In this course we provide an introduction to the interdisciplinary field of Quantum Computing.

The course is structured in three parts each addressing some particular aspects of the interplay between the two distinct disciplines of physics and computer science.

Part I

The first part deals with the essential notion of qubit and the theory of computation and computability based on it.

Starting with the explanation of the essential basics of quantum mechanics (including finite dimensional Hilbert spaces and their tensor products), we concentrate here on detailed discussions of some key algorithms and protocols such as Grover's search algorithm, Shor's factorisation algorithm and quantum teleportation.

Part II

In this part we present an emerging field in quantum computation that has been recently brought to the attention of the general public by the award of the 2016 Nobel prize for Physics, namely Topological Quantum Computation. This new paradigm for quantum computation relies on the existence of topological phases of matter and has the advantage of being robust against to decoherence.

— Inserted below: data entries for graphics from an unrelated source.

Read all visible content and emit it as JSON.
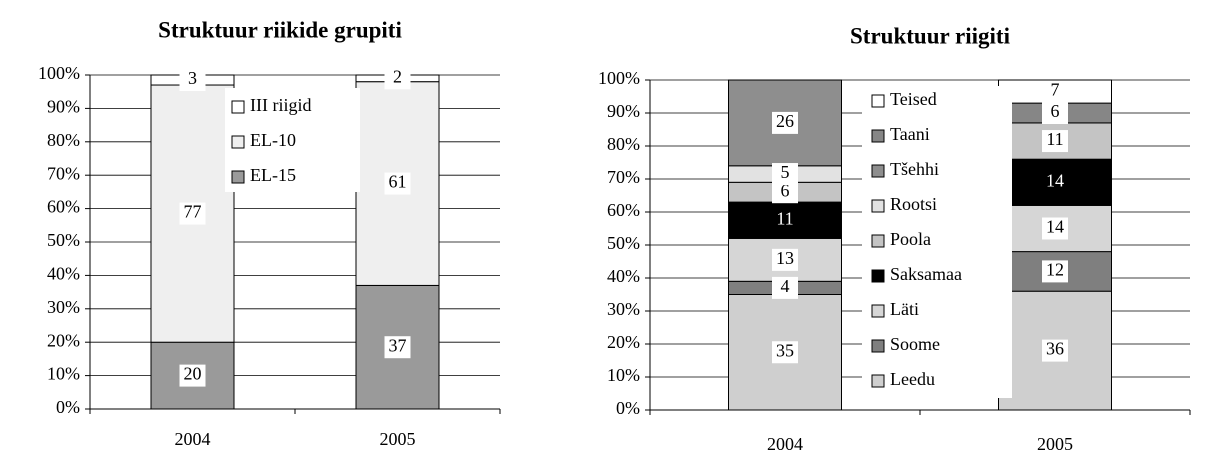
{
  "chart_data": [
    {
      "type": "stacked-bar",
      "title": "Struktuur riikide grupiti",
      "categories": [
        "2004",
        "2005"
      ],
      "series": [
        {
          "name": "EL-15",
          "color": "#9a9a9a",
          "values": [
            20,
            37
          ]
        },
        {
          "name": "EL-10",
          "color": "#efefef",
          "values": [
            77,
            61
          ]
        },
        {
          "name": "III riigid",
          "color": "#ffffff",
          "values": [
            3,
            2
          ]
        }
      ],
      "ylim": [
        0,
        100
      ],
      "yticks": [
        {
          "value": 0,
          "label": "0%"
        },
        {
          "value": 10,
          "label": "10%"
        },
        {
          "value": 20,
          "label": "20%"
        },
        {
          "value": 30,
          "label": "30%"
        },
        {
          "value": 40,
          "label": "40%"
        },
        {
          "value": 50,
          "label": "50%"
        },
        {
          "value": 60,
          "label": "60%"
        },
        {
          "value": 70,
          "label": "70%"
        },
        {
          "value": 80,
          "label": "80%"
        },
        {
          "value": 90,
          "label": "90%"
        },
        {
          "value": 100,
          "label": "100%"
        }
      ],
      "grid": true
    },
    {
      "type": "stacked-bar",
      "title": "Struktuur riigiti",
      "categories": [
        "2004",
        "2005"
      ],
      "series": [
        {
          "name": "Leedu",
          "color": "#cfcfcf",
          "values": [
            35,
            36
          ]
        },
        {
          "name": "Soome",
          "color": "#7f7f7f",
          "values": [
            4,
            12
          ]
        },
        {
          "name": "Läti",
          "color": "#d6d6d6",
          "values": [
            13,
            14
          ]
        },
        {
          "name": "Saksamaa",
          "color": "#000000",
          "values": [
            11,
            14
          ]
        },
        {
          "name": "Poola",
          "color": "#c4c4c4",
          "values": [
            6,
            11
          ]
        },
        {
          "name": "Rootsi",
          "color": "#e2e2e2",
          "values": [
            5,
            0
          ]
        },
        {
          "name": "Tšehhi",
          "color": "#8e8e8e",
          "values": [
            26,
            0
          ]
        },
        {
          "name": "Taani",
          "color": "#868686",
          "values": [
            0,
            6
          ]
        },
        {
          "name": "Teised",
          "color": "#ffffff",
          "values": [
            0,
            7
          ]
        }
      ],
      "ylim": [
        0,
        100
      ],
      "yticks": [
        {
          "value": 0,
          "label": "0%"
        },
        {
          "value": 10,
          "label": "10%"
        },
        {
          "value": 20,
          "label": "20%"
        },
        {
          "value": 30,
          "label": "30%"
        },
        {
          "value": 40,
          "label": "40%"
        },
        {
          "value": 50,
          "label": "50%"
        },
        {
          "value": 60,
          "label": "60%"
        },
        {
          "value": 70,
          "label": "70%"
        },
        {
          "value": 80,
          "label": "80%"
        },
        {
          "value": 90,
          "label": "90%"
        },
        {
          "value": 100,
          "label": "100%"
        }
      ],
      "grid": true
    }
  ]
}
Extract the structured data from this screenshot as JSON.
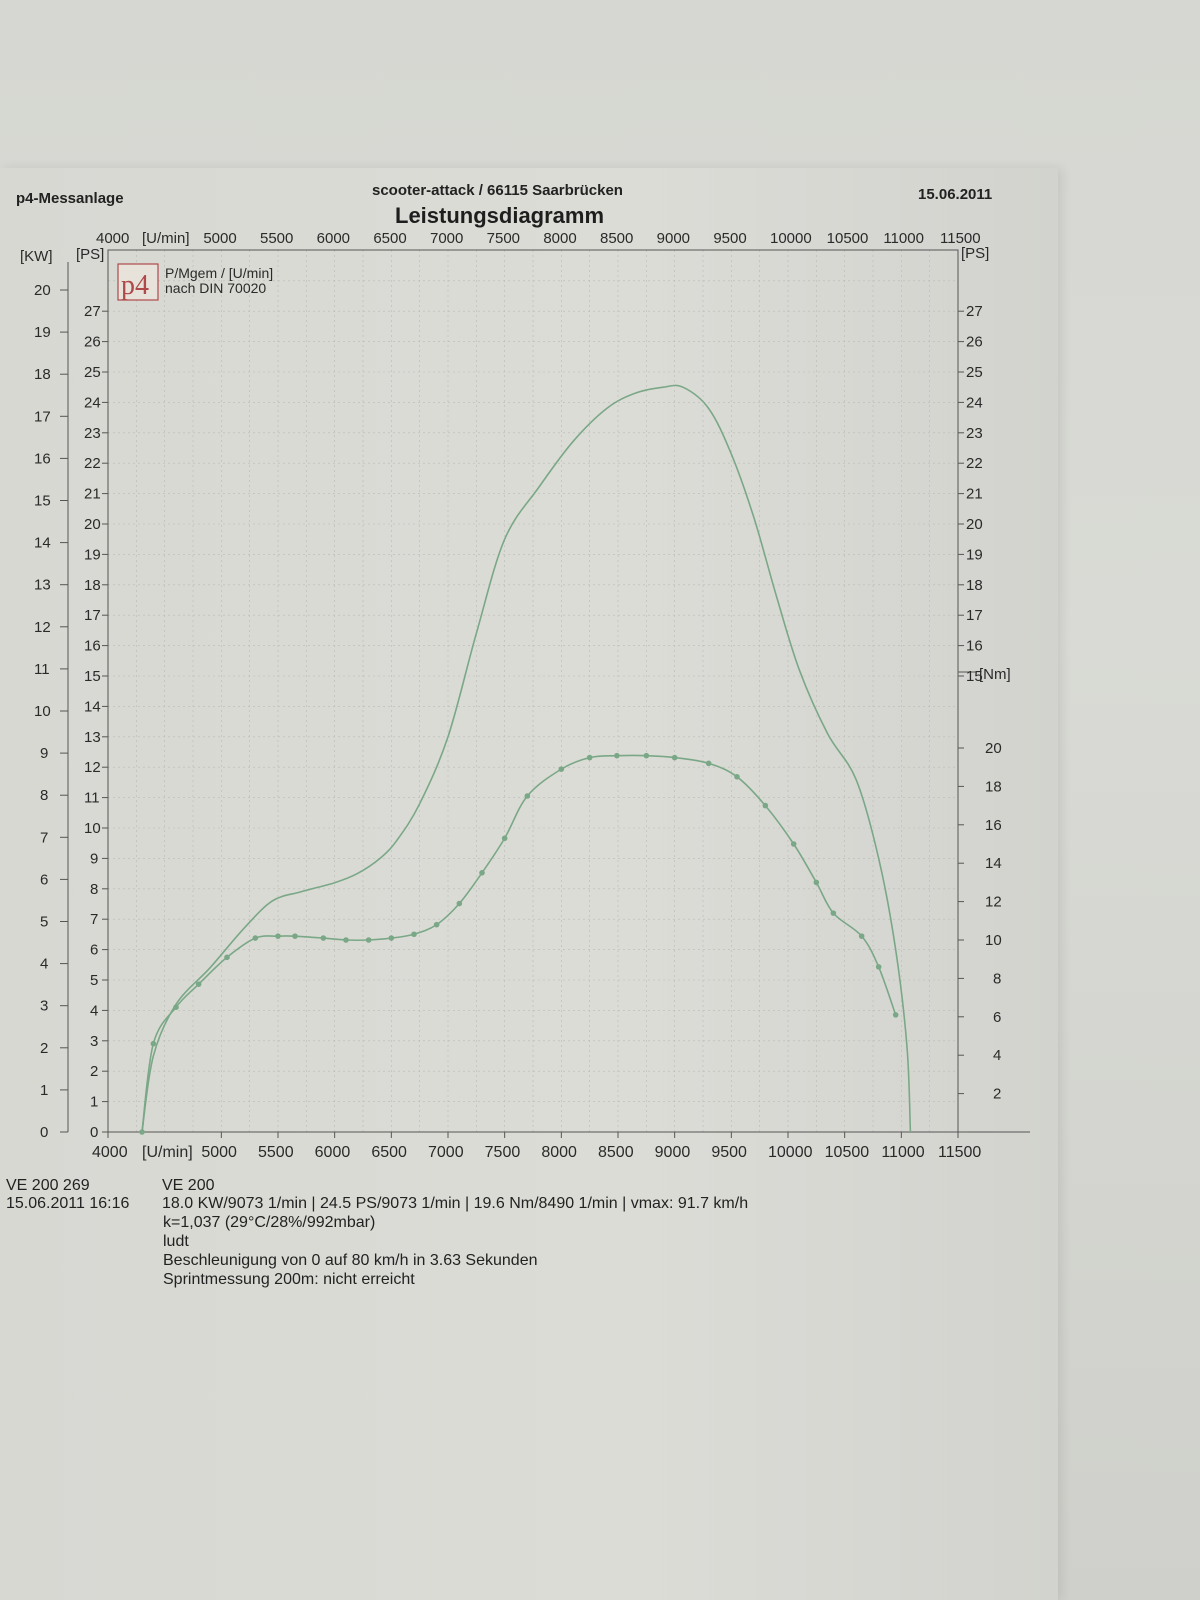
{
  "header": {
    "left": "p4-Messanlage",
    "center": "scooter-attack  / 66115 Saarbrücken",
    "right": "15.06.2011",
    "title": "Leistungsdiagramm"
  },
  "legend": {
    "logo_text": "p4",
    "line1": "P/Mgem / [U/min]",
    "line2": "nach DIN 70020"
  },
  "axes": {
    "x_unit": "[U/min]",
    "kw_unit": "[KW]",
    "ps_unit_left": "[PS]",
    "ps_unit_right": "[PS]",
    "nm_unit": "[Nm]"
  },
  "colors": {
    "curve": "#7aa887",
    "grid": "#b9bab5",
    "axis": "#555555"
  },
  "chart_data": {
    "type": "line",
    "title": "Leistungsdiagramm",
    "xlabel": "[U/min]",
    "xlim": [
      4000,
      11500
    ],
    "x_ticks": [
      4000,
      5000,
      5500,
      6000,
      6500,
      7000,
      7500,
      8000,
      8500,
      9000,
      9500,
      10000,
      10500,
      11000,
      11500
    ],
    "kw_ticks": [
      0,
      1,
      2,
      3,
      4,
      5,
      6,
      7,
      8,
      9,
      10,
      11,
      12,
      13,
      14,
      15,
      16,
      17,
      18,
      19,
      20
    ],
    "ps_left_ticks": [
      0,
      1,
      2,
      3,
      4,
      5,
      6,
      7,
      8,
      9,
      10,
      11,
      12,
      13,
      14,
      15,
      16,
      17,
      18,
      19,
      20,
      21,
      22,
      23,
      24,
      25,
      26,
      27
    ],
    "ps_right_ticks": [
      15,
      16,
      17,
      18,
      19,
      20,
      21,
      22,
      23,
      24,
      25,
      26,
      27
    ],
    "nm_ticks": [
      2,
      4,
      6,
      8,
      10,
      12,
      14,
      16,
      18,
      20
    ],
    "ylim_ps": [
      0,
      28
    ],
    "ylim_nm": [
      0,
      24
    ],
    "series": [
      {
        "axis": "PS",
        "x": [
          4300,
          4400,
          4600,
          4900,
          5200,
          5450,
          5700,
          6000,
          6200,
          6400,
          6550,
          6750,
          7000,
          7250,
          7500,
          7800,
          8100,
          8400,
          8650,
          8900,
          9073,
          9300,
          9500,
          9700,
          9900,
          10100,
          10350,
          10600,
          10800,
          10950,
          11050,
          11080
        ],
        "values": [
          0,
          2.5,
          4.2,
          5.4,
          6.7,
          7.6,
          7.9,
          8.2,
          8.5,
          9.0,
          9.6,
          10.8,
          13.0,
          16.4,
          19.5,
          21.2,
          22.7,
          23.8,
          24.3,
          24.5,
          24.5,
          23.8,
          22.3,
          20.2,
          17.6,
          15.2,
          13.1,
          11.6,
          9.0,
          6.0,
          2.8,
          0
        ]
      },
      {
        "axis": "Nm",
        "x": [
          4300,
          4400,
          4600,
          4800,
          5050,
          5300,
          5500,
          5650,
          5900,
          6100,
          6300,
          6500,
          6700,
          6900,
          7100,
          7300,
          7500,
          7700,
          8000,
          8250,
          8490,
          8750,
          9000,
          9300,
          9550,
          9800,
          10050,
          10250,
          10400,
          10650,
          10800,
          10950
        ],
        "values": [
          0,
          4.6,
          6.5,
          7.7,
          9.1,
          10.1,
          10.2,
          10.2,
          10.1,
          10.0,
          10.0,
          10.1,
          10.3,
          10.8,
          11.9,
          13.5,
          15.3,
          17.5,
          18.9,
          19.5,
          19.6,
          19.6,
          19.5,
          19.2,
          18.5,
          17.0,
          15.0,
          13.0,
          11.4,
          10.2,
          8.6,
          6.1
        ]
      }
    ]
  },
  "footer": {
    "id_left": "VE 200 269",
    "model": "VE 200",
    "date_time": "15.06.2011  16:16",
    "summary": "18.0 KW/9073 1/min  |  24.5 PS/9073 1/min  |  19.6 Nm/8490 1/min | vmax: 91.7 km/h",
    "k_factor": "k=1,037 (29°C/28%/992mbar)",
    "operator": "ludt",
    "accel": "Beschleunigung von 0 auf 80 km/h in 3.63 Sekunden",
    "sprint": "Sprintmessung 200m: nicht erreicht"
  }
}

Moreover, it supports algorithmic techniques that allows for the efficient solution of hard problems such as the estimation of the Jones polynomial.

Part III

This part aims to give an overview of all the important topics in quantum computation and information that the course will not cover due to time constraints.

This will be done by means of a series of invited lectures on e.g.

- Quantum Machine Learning

- Quantum Key Distribution and Communications

- Quantum Languages

and more (a complete list will be published in due time).